Charts available in Acrylic WiFi Heatmaps in Standard Mode
The following reports can be generated in Acrylic WiFi Heatmaps in native capture mode: RSSI, AP Coverage, Channel Coverage, Maximum Supported Bit Rate, AP Count, Channel Overlap, Data Grouped by Cell, Bandwidth *, Latency * , packet loss * and access point roaming *.
* Reports are available when conducting.
Monitoring mode using NDIS driver
Monitor mode is a data capture mode that allows you to use a Wi-Fi adapter in tracking or Promiscuous mode.At the same time, the adapter is able to intercept any types of Wi-Fi packets: Management (including packets Beacon), Data and Control. Thus, you can display not only access points, but also clientsthat transmit data on the frequency of the Wi-Fi network.
To use monitor mode you need with our NDIS driver or professional Wi-Fi adapter such as airPcap cards that support capture in both native mode and monitor mode.
To enable monitoring mode on adapters compatible with our driver, you need to install the NDIS driver. This can be done in Acrylic WiFi using the NDIS driver install button located next to the enable capture button in monitor mode.

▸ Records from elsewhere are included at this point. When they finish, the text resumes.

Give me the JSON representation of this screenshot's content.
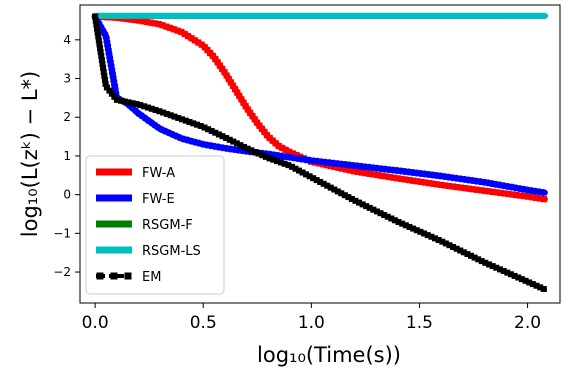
{
  "chart_data": {
    "type": "line",
    "xlabel": "log₁₀(Time(s))",
    "ylabel": "log₁₀(L(zᵏ) − L*)",
    "xlim": [
      -0.07,
      2.15
    ],
    "ylim": [
      -2.8,
      4.9
    ],
    "xticks": [
      0.0,
      0.5,
      1.0,
      1.5,
      2.0
    ],
    "xtick_labels": [
      "0.0",
      "0.5",
      "1.0",
      "1.5",
      "2.0"
    ],
    "yticks": [
      -2,
      -1,
      0,
      1,
      2,
      3,
      4
    ],
    "ytick_labels": [
      "−2",
      "−1",
      "0",
      "1",
      "2",
      "3",
      "4"
    ],
    "grid": false,
    "legend_position": "lower-left",
    "series": [
      {
        "name": "FW-A",
        "color": "#ff0000",
        "style": "solid-square-markers",
        "x": [
          0.0,
          0.1,
          0.2,
          0.3,
          0.4,
          0.5,
          0.55,
          0.6,
          0.65,
          0.7,
          0.75,
          0.8,
          0.85,
          0.9,
          1.0,
          1.2,
          1.4,
          1.6,
          1.8,
          2.0,
          2.08
        ],
        "y": [
          4.6,
          4.57,
          4.5,
          4.4,
          4.2,
          3.85,
          3.55,
          3.15,
          2.7,
          2.25,
          1.85,
          1.5,
          1.25,
          1.1,
          0.85,
          0.6,
          0.42,
          0.25,
          0.1,
          -0.05,
          -0.12
        ]
      },
      {
        "name": "FW-E",
        "color": "#0000ff",
        "style": "solid-circle-markers",
        "x": [
          0.0,
          0.05,
          0.1,
          0.15,
          0.2,
          0.3,
          0.4,
          0.5,
          0.6,
          0.7,
          0.8,
          1.0,
          1.2,
          1.4,
          1.6,
          1.8,
          2.0,
          2.08
        ],
        "y": [
          4.6,
          4.1,
          2.5,
          2.35,
          2.1,
          1.7,
          1.45,
          1.3,
          1.2,
          1.12,
          1.05,
          0.88,
          0.75,
          0.62,
          0.48,
          0.32,
          0.12,
          0.05
        ]
      },
      {
        "name": "RSGM-F",
        "color": "#008000",
        "style": "solid",
        "x": [
          0.0,
          2.08
        ],
        "y": [
          4.62,
          4.62
        ]
      },
      {
        "name": "RSGM-LS",
        "color": "#00bfbf",
        "style": "solid",
        "x": [
          0.0,
          2.08
        ],
        "y": [
          4.62,
          4.62
        ]
      },
      {
        "name": "EM",
        "color": "#000000",
        "style": "dashdot-square-markers",
        "x": [
          0.0,
          0.05,
          0.1,
          0.2,
          0.3,
          0.4,
          0.5,
          0.6,
          0.7,
          0.8,
          0.9,
          1.0,
          1.2,
          1.4,
          1.6,
          1.8,
          2.0,
          2.08
        ],
        "y": [
          4.6,
          2.8,
          2.45,
          2.33,
          2.15,
          1.95,
          1.75,
          1.48,
          1.2,
          0.95,
          0.75,
          0.45,
          -0.15,
          -0.7,
          -1.2,
          -1.75,
          -2.25,
          -2.45
        ]
      }
    ]
  }
}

Information Available in NDIS Monitoring Mode with Acrylic WiFi Professional
When capturing data in monitoring mode, Acrylic WiFi Professional provides not only all the data obtained during normal operation, but also information about client devices connected to various access points (#), number of retries to send packets (Retries), data packets (Data) and packets of type Management (Mgt).
Data available in NDIS monitoring mode in Acrylic WiFi Heatmaps software
When capturing data in monitor mode, you can display not only the data available when capturing in standard mode, but also a density map ( Cell density) (density of devices connected to the selected access points) and packet retry rate (Retries rate).
Monitoring mode with AirPcap adapter
In addition, it is possible to capture traffic in monitoring mode using professional Wi-Fi analysis equipment such as Riverbed AirPcap cards. These cards support work in native mode and monitoring mode and, when designed specifically for this purpose, provide improved performance. Therefore, when capturing in monitoring mode with an AirPcap card, you can get it not only all data available when operating in monitoring mode with an NDIS driver compatible adapter, but also signal to noise ratio (SNR) information.
The SNR value helps to assess the quality of the connection, as it takes into account the strength of the received signal and the noise level in the wireless network. The parameter can take values \u200b\u200bfrom 0 (worse) to 100 (better). A value above 60 is considered good.
SNR tracking is available both in the program and in. Try it yourself!